Take care and best wishes.

All the best mate.

Don’t ■■■■■■■ start me on Cancer…I’m crossing whatever I have 2 of for you feller.

Hope very much all goes well for you all.

Check it out but I believe that the liver unlike other organs can actually repair itself, so that’s a plus.

Crap news to get at any time, let alone christmas. Best wishes to you and your mrs.

Thanks again everyone.

Socketset:
Hope very much all goes well for you all.

Check it out but I believe that the liver unlike other organs can actually repair itself, so that’s a plus.

Yes the liver can re-grow itself providing they don’t take too much away,they have told us they are looking at 30-40% removal from the left side but they have also found a “spot” on the right side deep inside the liver so they will explore that when they perform the surgery,providing they can perform the surgery once they see what’s going on inside…the first hurdle to clear is a successful op then we will will move on to the next one.

You assume the doctors can put it right but when a surgeon tells you that they cannot guarantee you anything apart from that they will do all they can it sort of hits you hard,and it shows just how fragile we all actually are regardless of what we may think.

hope all turns out ok god bless you both best wishes

So sorry to hear that. Hope you have a good Christmas and that everything goes well in the New Year.

Sorry to hear that.
Best of Luck,and Merry Christmas.
youtube.com/watch?v=xMtuVP8Mj4o

Thats sad news to hear. I can’t claim to know what you and your family are going through but let me tell you my story.

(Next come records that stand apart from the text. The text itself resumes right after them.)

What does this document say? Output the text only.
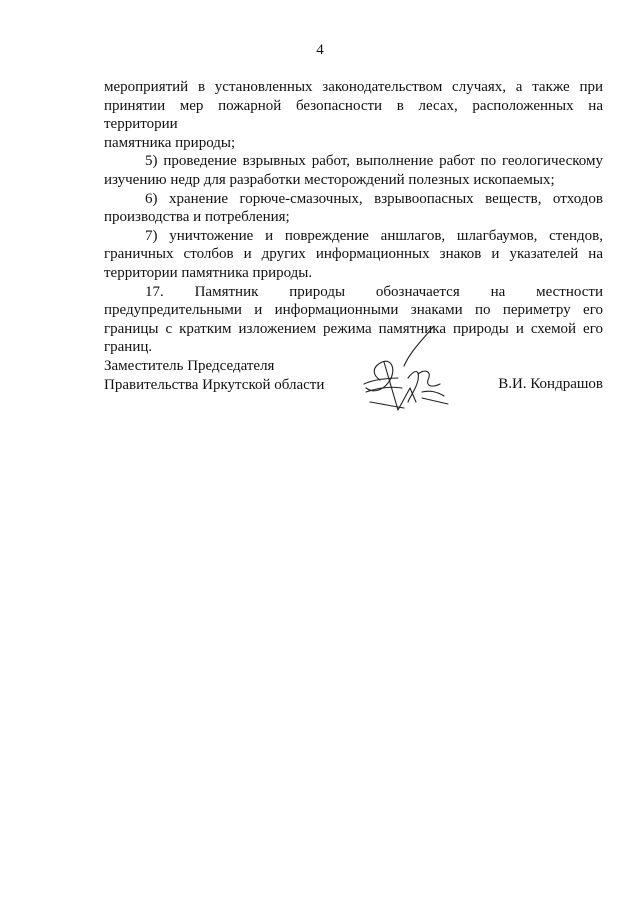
4
мероприятий в установленных законодательством случаях, а также при
принятии мер пожарной безопасности в лесах, расположенных на территории
памятника природы;
5) проведение взрывных работ, выполнение работ по геологическому
изучению недр для разработки месторождений полезных ископаемых;
6) хранение горюче-смазочных, взрывоопасных веществ, отходов
производства и потребления;
7) уничтожение и повреждение аншлагов, шлагбаумов, стендов,
граничных столбов и других информационных знаков и указателей на
территории памятника природы.
17. Памятник природы обозначается на местности
предупредительными и информационными знаками по периметру его
границы с кратким изложением режима памятника природы и схемой его
границ.
Заместитель Председателя
Правительства Иркутской области	В.И. Кондрашов
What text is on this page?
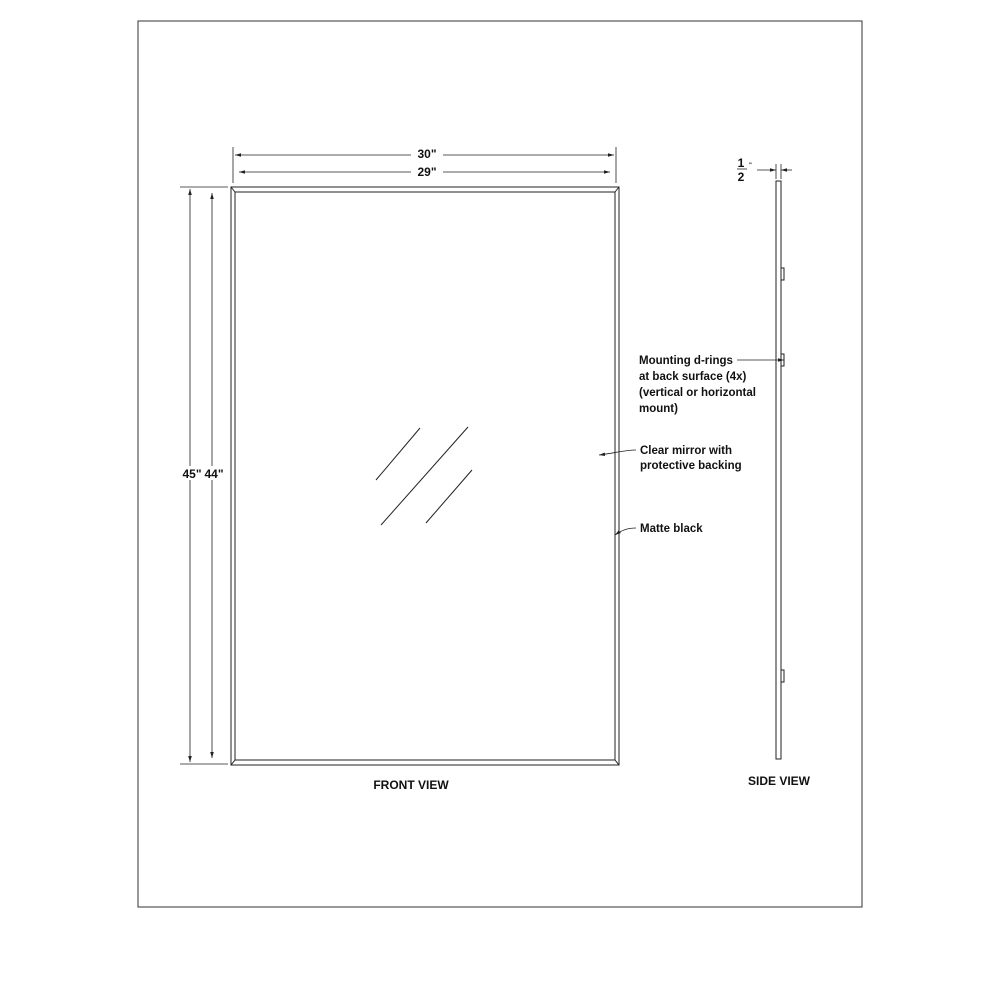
30"
29"
45" 44"
FRONT VIEW
1 "
2
SIDE VIEW
Mounting d-rings
at back surface (4x)
(vertical or horizontal
mount)
Clear mirror with
protective backing
Matte black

I had a cancer diagnosis in 2000 at the age of 43 and, yes, it was a shock. Early on we (my wife and I together) decided to tell the family including our kids who at the time were 10 and 17. They were scared but we then took a lot of trouble to be open with them and in later times our kids were stronger, more resiliant than my some of my siblings. I had periods of relapse and remission at a low level every couple of years until 2005 when I had a major relapse which has been very life changing. That I am still here means that I obviously got through that episode but it took nearly 2 years before I could go back to work.

As your wife goes through her treatment she will benefit from having have a positive mental attitude. It will be tough but having a goal is incredibly powerful. Mine was to walk my daughter to the man she would marry and cuddle my grandchildren. At the time neither was an immediate possibility, but this year I completed those objectives.

Your wife, being the patient, will be the focus of most of the medical team but don’t forget that you and your son are going to need a support network as well. My wife and kids were at the centre of mine but there are other groups that you might find helpful. McMillan, cancer UK, local patient groups, the hospice movement try them all and see what works for you - not all will. If your lad get distressed talk to his school they were very good when my daughter was struggling in the run up to her GCSEs ( she has since graduated from Uni).

If you go searching the internet for information about the disease don’t take everything as gospel. Find medically referenced pages, I found some of the university published stuff useful, and don’t be shy about asking your wife’s consultant about anything that that you think may help or needs clarifying. Beware of the quacks that will tell you diet/prayer can help when traditional medicine can’t/won’t.

There may be times when you will feel like crying - cry it’s an emotional release. There will be times when you will want to laugh - laugh it’s a stress relief especially black humour. You have my heartfelt best wishes for your family. Good luck.

You just be there for her fella. Best wishes from me and the Mrs.